Beyond Guilt: Legal Judgment Prediction with Trichotomous Reasoning
Kepu Zhang, Haoyue Yang, Xu Tang, Weijie Yu, Jun Xu
TL;DR
The paper tackles the gap in legal judgment prediction by introducing LJPIV, a benchmark that incorporates innocent verdicts and enables trichotomous reasoning across elements of the offense, unlawfulness, and culpability. It develops a three-stage data augmentation pipeline—sentence extraction, grounds-for-justification injection via retrieval-augmented generation, and rigorous quality verification—to produce not-guilty labeled data across three datasets, followed by two avenues for trichotomous reasoning: a prompt-based method and a LoRA-finetuning approach.
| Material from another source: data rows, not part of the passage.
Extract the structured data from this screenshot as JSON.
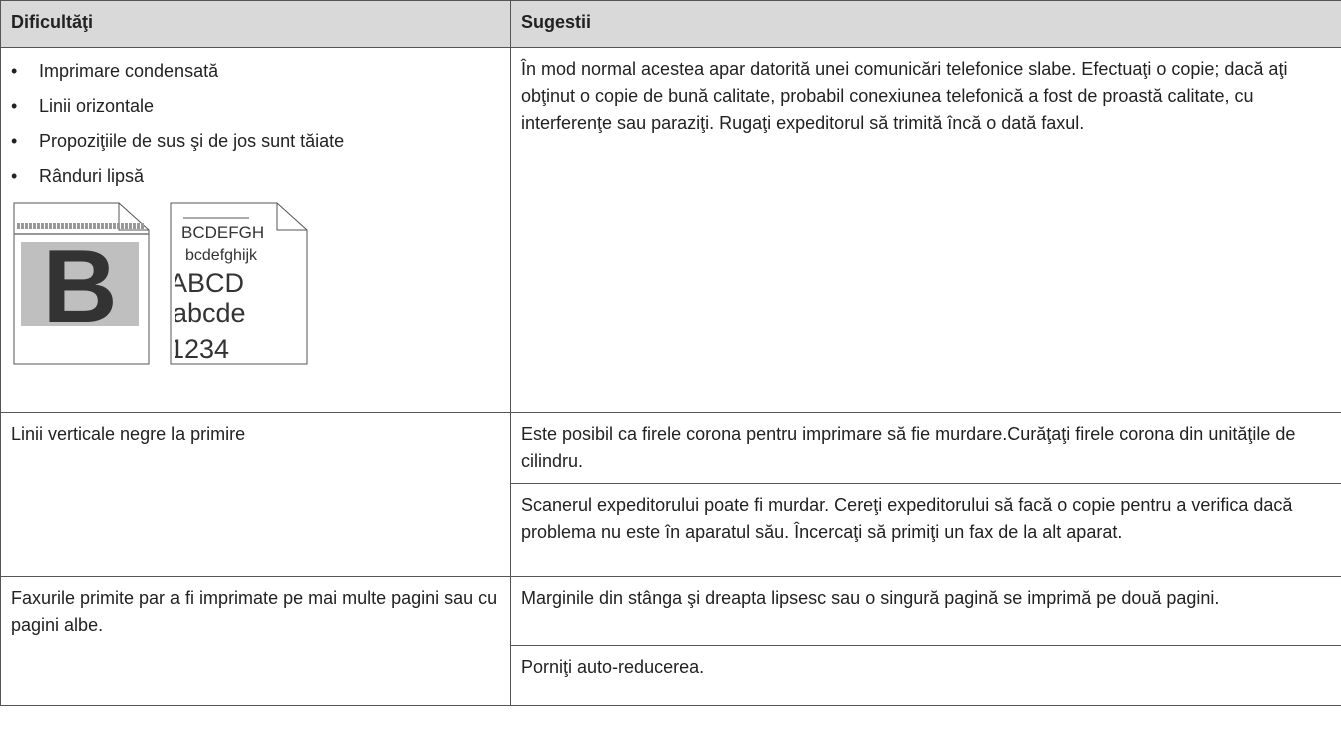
{
  "table": {
    "header": [
      "Dificultăţi",
      "Sugestii"
    ],
    "rows": [
      {
        "difficulty_items": [
          "Imprimare condensată",
          "Linii orizontale",
          "Propoziţiile de sus şi de jos sunt tăiate",
          "Rânduri lipsă"
        ],
        "suggestions": [
          "În mod normal acestea apar datorită unei comunicări telefonice slabe. Efectuaţi o copie; dacă aţi obţinut o copie de bună calitate, probabil conexiunea telefonică a fost de proastă calitate, cu interferenţe sau paraziţi. Rugaţi expeditorul să trimită încă o dată faxul."
        ]
      },
      {
        "difficulty": "Linii verticale negre la primire",
        "suggestions": [
          "Este posibil ca firele corona pentru imprimare să fie murdare.Curăţaţi firele corona din unităţile de cilindru.",
          "Scanerul expeditorului poate fi murdar. Cereţi expeditorului să facă o copie pentru a verifica dacă problema nu este în aparatul său. Încercaţi să primiţi un fax de la alt aparat."
        ]
      },
      {
        "difficulty": "Faxurile primite par a fi imprimate pe mai multe pagini sau cu pagini albe.",
        "suggestions": [
          "Marginile din stânga şi dreapta lipsesc sau o singură pagină se imprimă pe două pagini.",
          "Porniţi auto-reducerea."
        ]
      }
    ],
    "illustration": {
      "letter": "B",
      "text_lines": [
        "BCDEFGH",
        "bcdefghijk",
        "ABCD",
        "abcde",
        "1234"
      ]
    }
  }
}
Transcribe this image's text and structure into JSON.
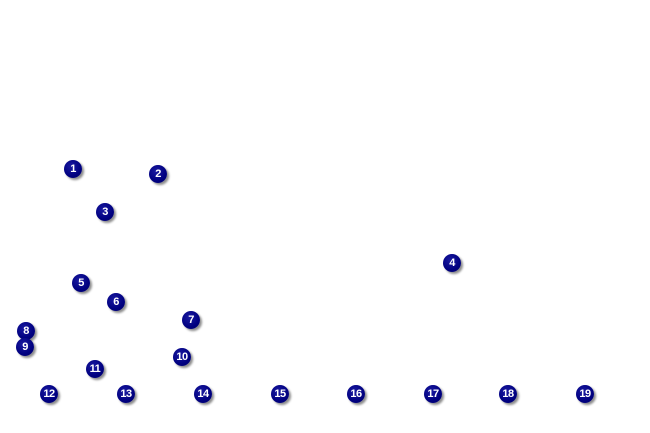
{
  "colors": {
    "marker_fill": "#000080",
    "marker_text": "#ffffff",
    "background": "#ffffff"
  },
  "markers": [
    {
      "label": "1"
    },
    {
      "label": "2"
    },
    {
      "label": "3"
    },
    {
      "label": "4"
    },
    {
      "label": "5"
    },
    {
      "label": "6"
    },
    {
      "label": "7"
    },
    {
      "label": "8"
    },
    {
      "label": "9"
    },
    {
      "label": "10"
    },
    {
      "label": "11"
    },
    {
      "label": "12"
    },
    {
      "label": "13"
    },
    {
      "label": "14"
    },
    {
      "label": "15"
    },
    {
      "label": "16"
    },
    {
      "label": "17"
    },
    {
      "label": "18"
    },
    {
      "label": "19"
    }
  ]
}
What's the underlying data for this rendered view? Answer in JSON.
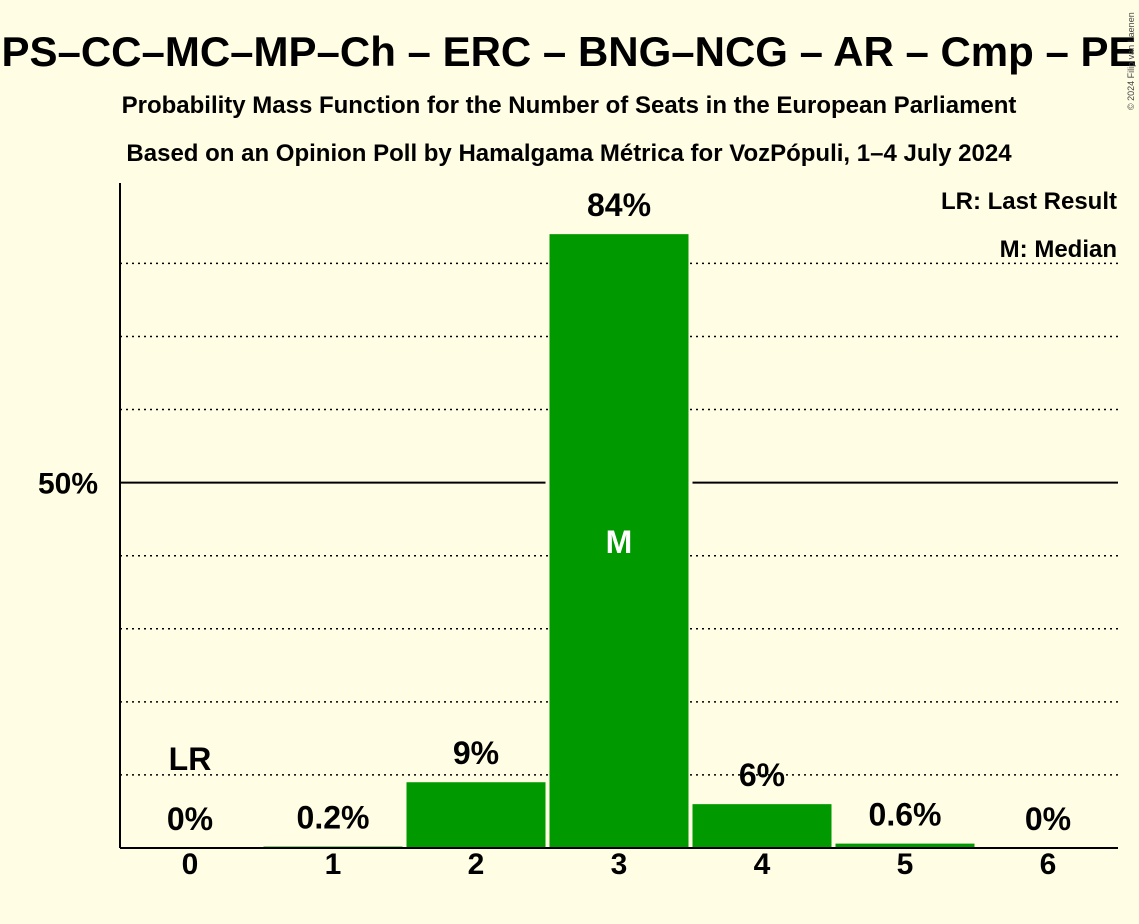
{
  "chart_data": {
    "type": "bar",
    "title": "PS–CC–MC–MP–Ch – ERC – BNG–NCG – AR – Cmp – PE",
    "subtitle_1": "Probability Mass Function for the Number of Seats in the European Parliament",
    "subtitle_2": "Based on an Opinion Poll by Hamalgama Métrica for VozPópuli, 1–4 July 2024",
    "categories": [
      "0",
      "1",
      "2",
      "3",
      "4",
      "5",
      "6"
    ],
    "values": [
      0,
      0.2,
      9,
      84,
      6,
      0.6,
      0
    ],
    "value_labels": [
      "0%",
      "0.2%",
      "9%",
      "84%",
      "6%",
      "0.6%",
      "0%"
    ],
    "ylim": [
      0,
      91
    ],
    "y_ticks": [
      {
        "value": 50,
        "label": "50%"
      }
    ],
    "dotted_grid": [
      10,
      20,
      30,
      40,
      60,
      70,
      80
    ],
    "last_result": {
      "category": "0",
      "label": "LR"
    },
    "median": {
      "category": "3",
      "label": "M"
    },
    "legend": [
      "LR: Last Result",
      "M: Median"
    ],
    "legend_position": "top-right",
    "bar_color": "#009900",
    "background_color": "#fffde4",
    "copyright": "© 2024 Filip van Laenen"
  }
}
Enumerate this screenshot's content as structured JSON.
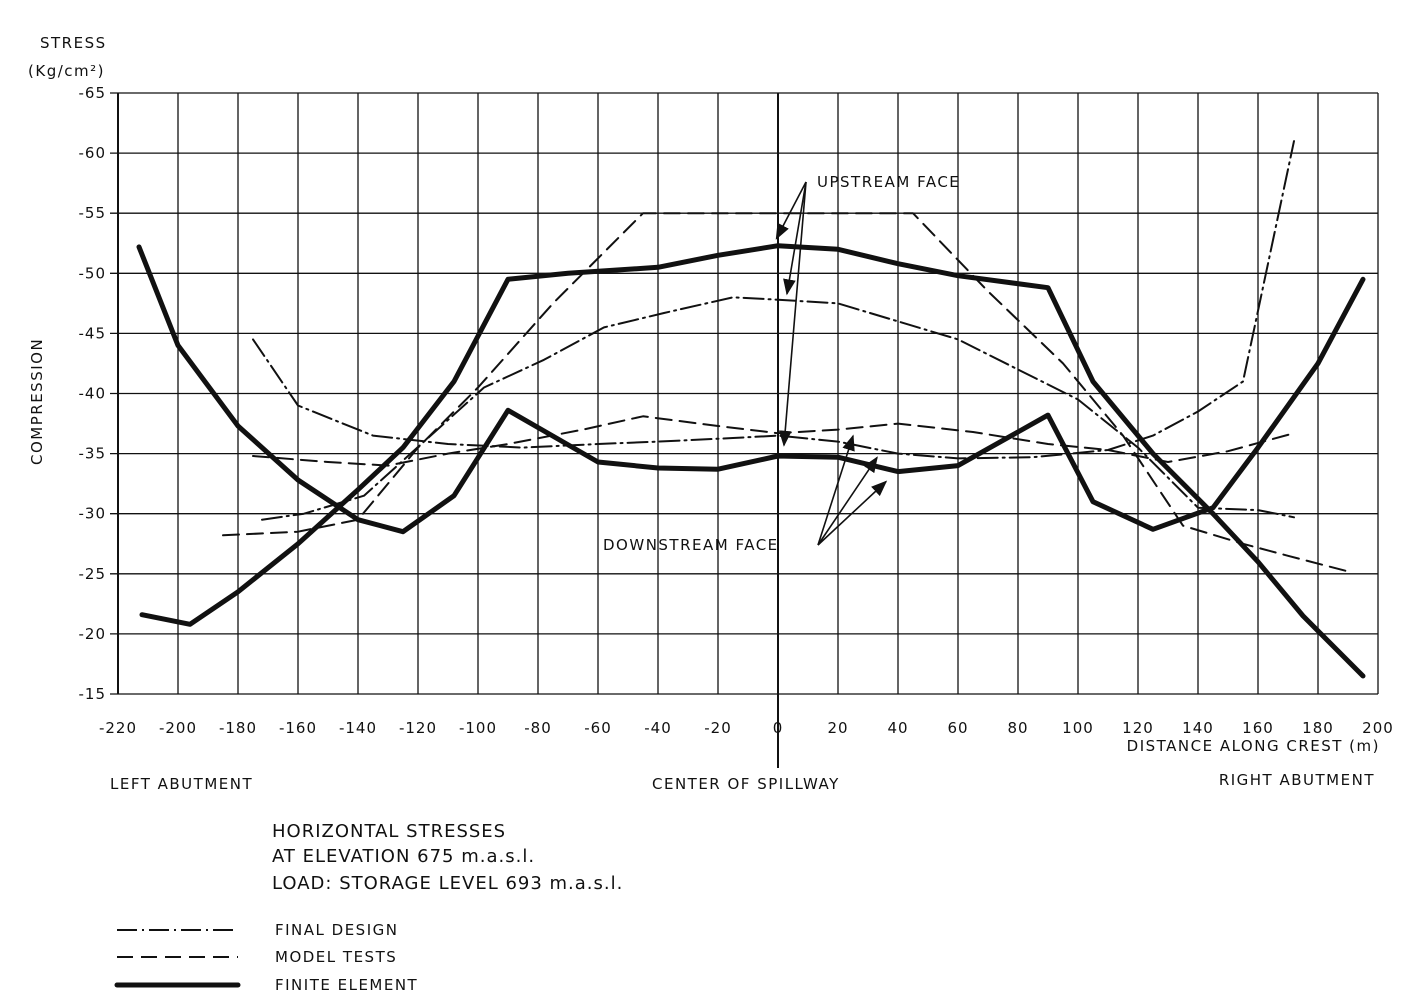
{
  "chart_data": {
    "type": "line",
    "ylabel_top": "STRESS",
    "ylabel_unit": "(Kg/cm²)",
    "ylabel_side": "COMPRESSION",
    "xlabel": "DISTANCE ALONG CREST (m)",
    "xlim": [
      -220,
      200
    ],
    "ylim": [
      -15,
      -65
    ],
    "x_ticks": [
      -220,
      -200,
      -180,
      -160,
      -140,
      -120,
      -100,
      -80,
      -60,
      -40,
      -20,
      0,
      20,
      40,
      60,
      80,
      100,
      120,
      140,
      160,
      180,
      200
    ],
    "y_ticks": [
      -65,
      -60,
      -55,
      -50,
      -45,
      -40,
      -35,
      -30,
      -25,
      -20,
      -15
    ],
    "x_tick_labels": [
      "-220",
      "-200",
      "-180",
      "-160",
      "-140",
      "-120",
      "-100",
      "-80",
      "-60",
      "-40",
      "-20",
      "0",
      "20",
      "40",
      "60",
      "80",
      "100",
      "120",
      "140",
      "160",
      "180",
      "200"
    ],
    "y_tick_labels": [
      "-65",
      "-60",
      "-55",
      "-50",
      "-45",
      "-40",
      "-35",
      "-30",
      "-25",
      "-20",
      "-15"
    ],
    "grid": true,
    "annotations": {
      "left_abutment": "LEFT ABUTMENT",
      "center": "CENTER OF SPILLWAY",
      "right_abutment": "RIGHT ABUTMENT",
      "upstream": "UPSTREAM FACE",
      "downstream": "DOWNSTREAM FACE"
    },
    "caption": [
      "HORIZONTAL STRESSES",
      "AT ELEVATION 675 m.a.s.l.",
      "LOAD: STORAGE LEVEL 693 m.a.s.l."
    ],
    "legend": [
      {
        "label": "FINAL DESIGN",
        "style": "dashdot"
      },
      {
        "label": "MODEL TESTS",
        "style": "dashed"
      },
      {
        "label": "FINITE ELEMENT",
        "style": "solid"
      }
    ],
    "series": [
      {
        "name": "FINAL DESIGN",
        "face": "upstream",
        "style": "dashdot",
        "x": [
          -175,
          -160,
          -135,
          -110,
          -85,
          -60,
          -40,
          -15,
          0,
          20,
          40,
          60,
          85,
          110,
          125,
          140,
          155,
          172
        ],
        "y": [
          -44.5,
          -39,
          -36.5,
          -35.8,
          -35.5,
          -35.8,
          -36,
          -36.3,
          -36.5,
          -36,
          -35,
          -34.6,
          -34.7,
          -35.3,
          -36.5,
          -38.5,
          -41,
          -61
        ]
      },
      {
        "name": "FINAL DESIGN",
        "face": "downstream",
        "style": "dashdot",
        "x": [
          -172,
          -158,
          -138,
          -118,
          -98,
          -78,
          -58,
          -38,
          -15,
          0,
          20,
          40,
          60,
          80,
          100,
          120,
          140,
          160,
          172
        ],
        "y": [
          -29.5,
          -30,
          -31.5,
          -36,
          -40.5,
          -42.8,
          -45.5,
          -46.7,
          -48,
          -47.8,
          -47.5,
          -46,
          -44.5,
          -42,
          -39.5,
          -35.5,
          -30.5,
          -30.3,
          -29.7
        ]
      },
      {
        "name": "MODEL TESTS",
        "face": "upstream",
        "style": "dashed",
        "x": [
          -185,
          -160,
          -140,
          -120,
          -100,
          -75,
          -45,
          0,
          45,
          70,
          95,
          115,
          135,
          155,
          170,
          190
        ],
        "y": [
          -28.2,
          -28.5,
          -29.5,
          -35.5,
          -40.5,
          -47.5,
          -55,
          -55,
          -55,
          -48.5,
          -42.5,
          -36.5,
          -29,
          -27.5,
          -26.5,
          -25.2
        ]
      },
      {
        "name": "MODEL TESTS",
        "face": "downstream",
        "style": "dashed",
        "x": [
          -175,
          -150,
          -130,
          -110,
          -90,
          -65,
          -45,
          -20,
          0,
          20,
          40,
          65,
          90,
          110,
          130,
          150,
          172
        ],
        "y": [
          -34.8,
          -34.3,
          -34,
          -35,
          -35.8,
          -37,
          -38.1,
          -37.3,
          -36.7,
          -37,
          -37.5,
          -36.8,
          -35.8,
          -35.3,
          -34.3,
          -35.2,
          -36.7
        ]
      },
      {
        "name": "FINITE ELEMENT",
        "face": "upstream",
        "style": "solid",
        "x": [
          -213,
          -200,
          -180,
          -160,
          -140,
          -125,
          -108,
          -90,
          -60,
          -40,
          -20,
          0,
          20,
          40,
          60,
          90,
          105,
          125,
          145,
          160,
          180,
          195
        ],
        "y": [
          -52.2,
          -44,
          -37.3,
          -32.8,
          -29.5,
          -28.5,
          -31.5,
          -38.6,
          -34.3,
          -33.8,
          -33.7,
          -34.8,
          -34.7,
          -33.5,
          -34,
          -38.2,
          -31,
          -28.7,
          -30.5,
          -35.5,
          -42.5,
          -49.5
        ]
      },
      {
        "name": "FINITE ELEMENT",
        "face": "downstream",
        "style": "solid",
        "x": [
          -212,
          -196,
          -180,
          -160,
          -140,
          -125,
          -108,
          -90,
          -70,
          -40,
          -20,
          0,
          20,
          40,
          60,
          90,
          105,
          125,
          145,
          160,
          175,
          195
        ],
        "y": [
          -21.6,
          -20.8,
          -23.5,
          -27.5,
          -32,
          -35.5,
          -41,
          -49.5,
          -50,
          -50.5,
          -51.5,
          -52.3,
          -52,
          -50.8,
          -49.8,
          -48.8,
          -41,
          -35,
          -30,
          -26,
          -21.5,
          -16.5
        ]
      }
    ]
  }
}
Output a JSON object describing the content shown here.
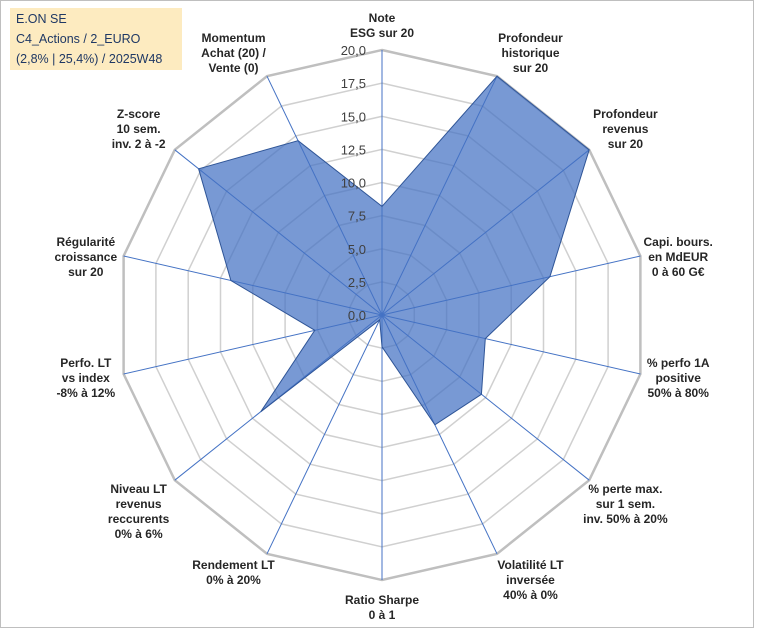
{
  "title_box": {
    "line1": "E.ON SE",
    "line2": "C4_Actions / 2_EURO",
    "line3": "(2,8% | 25,4%) / 2025W48"
  },
  "colors": {
    "fill": "#4472c4",
    "edge": "#2f5597",
    "grid": "#d0d0d0",
    "outer_ring": "#bfbfbf",
    "spoke": "#4472c4",
    "title_bg": "#fdebc0"
  },
  "chart_data": {
    "type": "radar",
    "title": "E.ON SE C4_Actions / 2_EURO (2,8% | 25,4%) / 2025W48",
    "range": [
      0,
      20
    ],
    "grid_step": 2.5,
    "labeled_ticks": [
      "0,0",
      "2,5",
      "5,0",
      "7,5",
      "10,0",
      "12,5",
      "15,0",
      "17,5",
      "20,0"
    ],
    "categories": [
      {
        "lines": [
          "Note",
          "ESG sur 20"
        ]
      },
      {
        "lines": [
          "Profondeur",
          "historique",
          "sur 20"
        ]
      },
      {
        "lines": [
          "Profondeur",
          "revenus",
          "sur 20"
        ]
      },
      {
        "lines": [
          "Capi. bours.",
          "en MdEUR",
          "0 à 60 G€"
        ]
      },
      {
        "lines": [
          "% perfo 1A",
          "positive",
          "50% à 80%"
        ]
      },
      {
        "lines": [
          "% perte max.",
          "sur 1 sem.",
          "inv. 50% à 20%"
        ]
      },
      {
        "lines": [
          "Volatilité LT",
          "inversée",
          "40% à 0%"
        ]
      },
      {
        "lines": [
          "Ratio Sharpe",
          "0 à 1"
        ]
      },
      {
        "lines": [
          "Rendement LT",
          "0% à 20%"
        ]
      },
      {
        "lines": [
          "Niveau LT",
          "revenus",
          "reccurents",
          "0% à 6%"
        ]
      },
      {
        "lines": [
          "Perfo. LT",
          "vs index",
          "-8% à 12%"
        ]
      },
      {
        "lines": [
          "Régularité",
          "croissance",
          "sur 20"
        ]
      },
      {
        "lines": [
          "Z-score",
          "10 sem.",
          "inv. 2 à -2"
        ]
      },
      {
        "lines": [
          "Momentum",
          "Achat (20) /",
          "Vente (0)"
        ]
      }
    ],
    "series": [
      {
        "name": "E.ON SE",
        "values": [
          8.2,
          20.0,
          20.0,
          13.0,
          8.0,
          9.6,
          9.2,
          2.4,
          0.4,
          11.7,
          5.2,
          11.7,
          17.7,
          14.6
        ]
      }
    ]
  }
}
Experiments show current legal LLMs struggle with innocence, while the proposed strategies improve both in-domain and cross-domain performance, especially for innocent verdicts. The work provides a practical dataset and methodological framework to advance legally-informed AI for civil-law contexts and highlights the need for explicit innocence reasoning in deployed legal NLP systems.
Abstract
In legal practice, judges apply the trichotomous dogmatics of criminal law, sequentially assessing the elements of the offense, unlawfulness, and culpability to determine whether an individual's conduct constitutes a crime. Although current legal large language models (LLMs) show promising accuracy in judgment prediction, they lack trichotomous reasoning capabilities due to the absence of an appropriate benchmark dataset, preventing them from predicting innocent outcomes. As a result, every input is automatically assigned a charge, limiting their practical utility in legal contexts. To bridge this gap, we introduce LJPIV, the first benchmark dataset for Legal Judgment Prediction with Innocent Verdicts. Adhering to the trichotomous dogmatics, we extend three widely-used legal datasets through LLM-based augmentation and manual verification. Our experiments with state-of-the-art legal LLMs and novel strategies that integrate trichotomous reasoning into zero-shot prompting and fine-tuning reveal: (1) current legal LLMs have significant room for improvement, with even the best models achieving an F1 score of less than 0.3 on LJPIV; and (2) our strategies notably enhance both in-domain and cross-domain judgment prediction accuracy, especially for cases resulting in an innocent verdict.